Al recibir la noticia, recordé inmediatamente el discurso de Fernando de los Ríos sobre la cuestión religiosa pronunciado en las Cortes el 8 de octubre de 1931. Nunca en aquella Cámara se habían pronunciado contra la Iglesia española palabras tan contundentes, a la vez de tan noble contención. El titular de Justicia habló de cinco siglos de represión, del dolor de los heterodoxos, de los erasmistas, de los judíos expulsados; de la necesidad de que la República no cayera en la tentación de la venganza, continuando así la larga tradición de la intolerancia ibérica. Y recomendó, por respeto a "la totalidad de las conciencias", la necesaria y tajante separación de Estado e Iglesia.

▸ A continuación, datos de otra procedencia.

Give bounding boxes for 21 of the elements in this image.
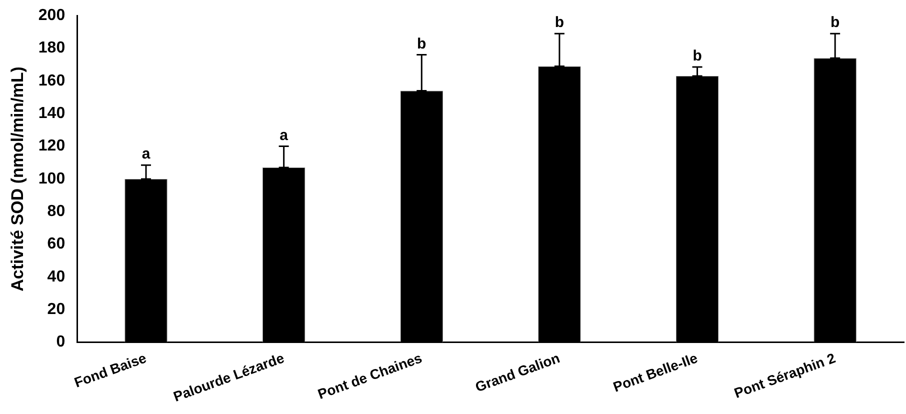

Sobre el papel ya tenemos tal separación. Pero en la práctica no es así, ya que, como observó en Granada el otro día Sami Naïr, se sigue privilegiando el catolicismo en la escuela pública. Naïr puntualizó que esta situación -además de anticonstitucional- es muy torpe en una sociedad donde la inmigración va a ser ahora un factor permanente. En Francia -donde hay seis o siete millones de musulmanes- la religión está rigurosamente excluida de la escuela pública. Y el sistema funciona. ¿Por qué no aquí? Ahora que la derecha española admite públicamente la ilegitimidad del franquismo, ha encajado el divorcio, la abolición de la pena de muerte, el control de la natalidad y, hasta cierto punto, el aborto, ¿por qué no aceptar de una vez que la enseñanza religiosa quede restringida a la esfera privada? ¿Es tanto pedir?